Эльф свернул под лестницу, где, прикрытая гобеленом, скрывалась невысокая дверь. Иорвет толкнул ее ногой, свободным плечом подвинув гобелен с бахромой, изображавший золотого дракона, и вошел в темную тесную комнатушку, пахнущую почему-то мятликом и скошенной луговой травой.
Иорвет бросил свою ношу на жесткий тюфяк, зажег оплавившуюся свечку в деревянном стакане и, порывшись в рассохшемся сундуке, небрежно швырнул девушке свою рубашку.

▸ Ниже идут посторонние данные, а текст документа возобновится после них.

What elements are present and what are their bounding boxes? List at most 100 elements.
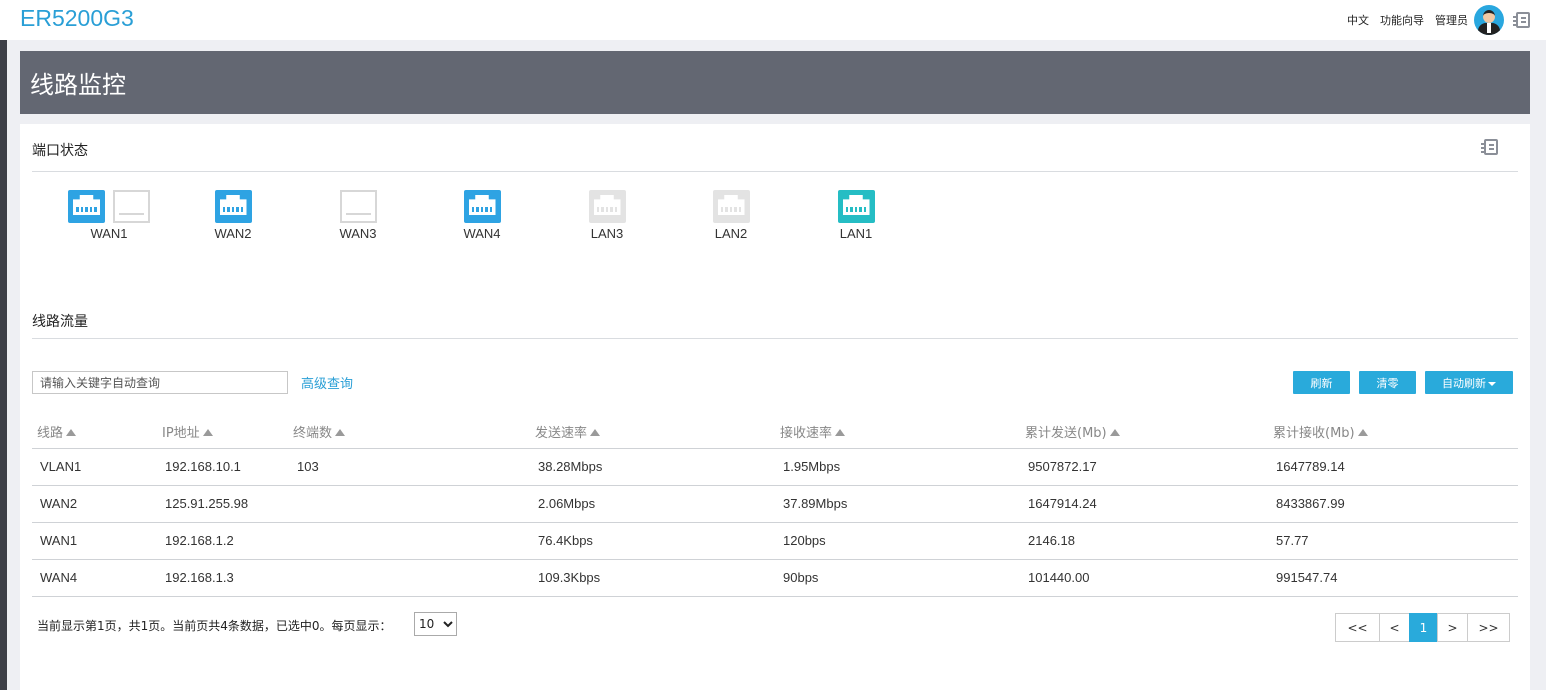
traffic-title: 线路流量	[32, 314, 88, 330]
manual-icon[interactable]	[1513, 12, 1530, 28]
column-header[interactable]: 终端数	[293, 422, 346, 441]
table-cell: 1647789.14	[1276, 459, 1345, 474]
table-row[interactable]: VLAN1 192.168.10.1 103 38.28Mbps 1.95Mbps 950…	[32, 449, 1518, 486]
sfp-port-icon	[113, 190, 150, 223]
column-header-label: 接收速率	[780, 426, 833, 441]
table-cell: 37.89Mbps	[783, 496, 848, 511]
sort-icon[interactable]	[335, 429, 346, 436]
help-book-icon[interactable]	[1481, 139, 1498, 155]
table-cell: 192.168.10.1	[165, 459, 241, 474]
port-wan3[interactable]: WAN3	[328, 190, 388, 241]
ethernet-port-icon	[463, 190, 501, 223]
avatar[interactable]	[1474, 5, 1504, 35]
table-cell: 991547.74	[1276, 570, 1338, 585]
port-wan2[interactable]: WAN2	[203, 190, 263, 241]
column-header-label: IP地址	[162, 426, 200, 441]
chevron-down-icon	[1488, 381, 1496, 386]
column-header-label: 累计发送(Mb)	[1025, 426, 1107, 441]
table-row[interactable]: WAN2 125.91.255.98 2.06Mbps 37.89Mbps 164791…	[32, 486, 1518, 523]
brand-logo: ER5200G3	[20, 5, 134, 31]
column-header-label: 终端数	[293, 426, 333, 441]
table-row[interactable]: WAN1 192.168.1.2 76.4Kbps 120bps 2146.18 57.7…	[32, 523, 1518, 560]
ethernet-port-icon	[214, 190, 252, 223]
table-cell: 8433867.99	[1276, 496, 1345, 511]
table-row[interactable]: WAN4 192.168.1.3 109.3Kbps 90bps 101440.00 99…	[32, 560, 1518, 597]
port-wan1[interactable]: WAN1	[67, 190, 151, 241]
sort-icon[interactable]	[835, 429, 846, 436]
port-icons	[67, 190, 151, 223]
admin-link[interactable]: 管理员	[1435, 12, 1468, 28]
column-header[interactable]: 发送速率	[535, 422, 601, 441]
prev-page-button[interactable]: <	[1379, 613, 1410, 642]
clear-button[interactable]: 清零	[1359, 371, 1416, 394]
advanced-query-link[interactable]: 高级查询	[301, 373, 353, 392]
table-cell: 9507872.17	[1028, 459, 1097, 474]
table-cell: 2146.18	[1028, 533, 1075, 548]
column-header-label: 发送速率	[535, 426, 588, 441]
table-cell: 1.95Mbps	[783, 459, 841, 474]
top-right-menu: 中文 功能向导 管理员	[1336, 5, 1530, 35]
search-input[interactable]	[32, 371, 288, 394]
table-cell: 38.28Mbps	[538, 459, 603, 474]
column-header-label: 线路	[37, 426, 64, 441]
table-cell: WAN4	[40, 570, 78, 585]
clear-button-label: 清零	[1376, 376, 1399, 390]
port-label: LAN3	[590, 226, 624, 241]
table-cell: 90bps	[783, 570, 819, 585]
page-banner: 线路监控	[20, 51, 1530, 114]
pagination: << < 1 > >>	[1335, 613, 1510, 642]
port-label: LAN1	[839, 226, 873, 241]
port-icons	[701, 190, 761, 223]
port-label: LAN2	[714, 226, 748, 241]
port-icons	[452, 190, 512, 223]
table-cell: 101440.00	[1028, 570, 1090, 585]
main-panel: 端口状态 WAN1 WAN2 WAN3 WAN4 LAN3 LAN2 LAN1 线路流量 高…	[20, 124, 1530, 690]
sort-icon[interactable]	[66, 429, 77, 436]
table-cell: 192.168.1.2	[165, 533, 234, 548]
sort-icon[interactable]	[1357, 429, 1368, 436]
column-header-label: 累计接收(Mb)	[1273, 426, 1355, 441]
table-cell: 57.77	[1276, 533, 1309, 548]
ethernet-port-icon	[588, 190, 626, 223]
top-bar: ER5200G3 中文 功能向导 管理员	[0, 0, 1546, 40]
port-lan2[interactable]: LAN2	[701, 190, 761, 241]
page-size-select[interactable]: 10	[414, 612, 457, 636]
port-lan1[interactable]: LAN1	[826, 190, 886, 241]
auto-refresh-dropdown[interactable]: 自动刷新	[1425, 371, 1513, 394]
column-header[interactable]: 累计发送(Mb)	[1025, 422, 1120, 441]
port-lan3[interactable]: LAN3	[577, 190, 637, 241]
sort-icon[interactable]	[1109, 429, 1120, 436]
window-edge	[0, 0, 7, 690]
wizard-link[interactable]: 功能向导	[1380, 12, 1424, 28]
next-page-button[interactable]: >	[1437, 613, 1468, 642]
column-header[interactable]: 线路	[37, 422, 77, 441]
language-link[interactable]: 中文	[1347, 12, 1369, 28]
refresh-button-label: 刷新	[1310, 376, 1333, 390]
table-cell: 1647914.24	[1028, 496, 1097, 511]
table-cell: 120bps	[783, 533, 826, 548]
refresh-button[interactable]: 刷新	[1293, 371, 1350, 394]
table-cell: 103	[297, 459, 319, 474]
port-icons	[826, 190, 886, 223]
table-cell: WAN2	[40, 496, 78, 511]
sort-icon[interactable]	[202, 429, 213, 436]
column-header[interactable]: 累计接收(Mb)	[1273, 422, 1368, 441]
divider	[32, 338, 1518, 339]
sort-icon[interactable]	[590, 429, 601, 436]
port-label: WAN4	[463, 226, 501, 241]
port-label: WAN1	[90, 226, 128, 241]
divider	[32, 171, 1518, 172]
table-header: 线路 IP地址 终端数 发送速率 接收速率 累计发送(Mb) 累计接收(Mb)	[32, 413, 1518, 449]
table-cell: 76.4Kbps	[538, 533, 593, 548]
ethernet-port-icon	[68, 190, 105, 223]
page-1-button[interactable]: 1	[1409, 613, 1438, 642]
ethernet-port-icon	[837, 190, 875, 223]
port-label: WAN3	[339, 226, 377, 241]
port-icons	[577, 190, 637, 223]
column-header[interactable]: IP地址	[162, 422, 213, 441]
last-page-button[interactable]: >>	[1467, 613, 1510, 642]
port-wan4[interactable]: WAN4	[452, 190, 512, 241]
table-cell: 109.3Kbps	[538, 570, 601, 585]
first-page-button[interactable]: <<	[1335, 613, 1380, 642]
column-header[interactable]: 接收速率	[780, 422, 846, 441]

Временное жилище эльфа, по-походному строгое, напоминало скорее кладовую или чулан. На стене висел, занимая ее почти что полностью, легендарный двойной зефар в черно-красном налучии; на быльце узкой, грубо сработанной деревянной кровати висела зеленая стеганка; над изголовьем — знаменитая перевязь с трофейными жетонами. Эрика уставилась на Иорвета, и почему-то только сейчас заметила, что тот стоит в одной рубахе и штанах, босиком и без повязки. Черные и блестящие, как вороново крыло, пряди падают ему на лоб, справа чуть более длинные, прикрывающие темный шрам. В груди что-то колыхнулось, и вдруг стало тяжело дышать, словно из легких выбили весь воздух.
Между тем Иорвет сел на табурет, строго напротив своей жертвы, и поглядел так, будто хотел по ремешку снять с нее кожу.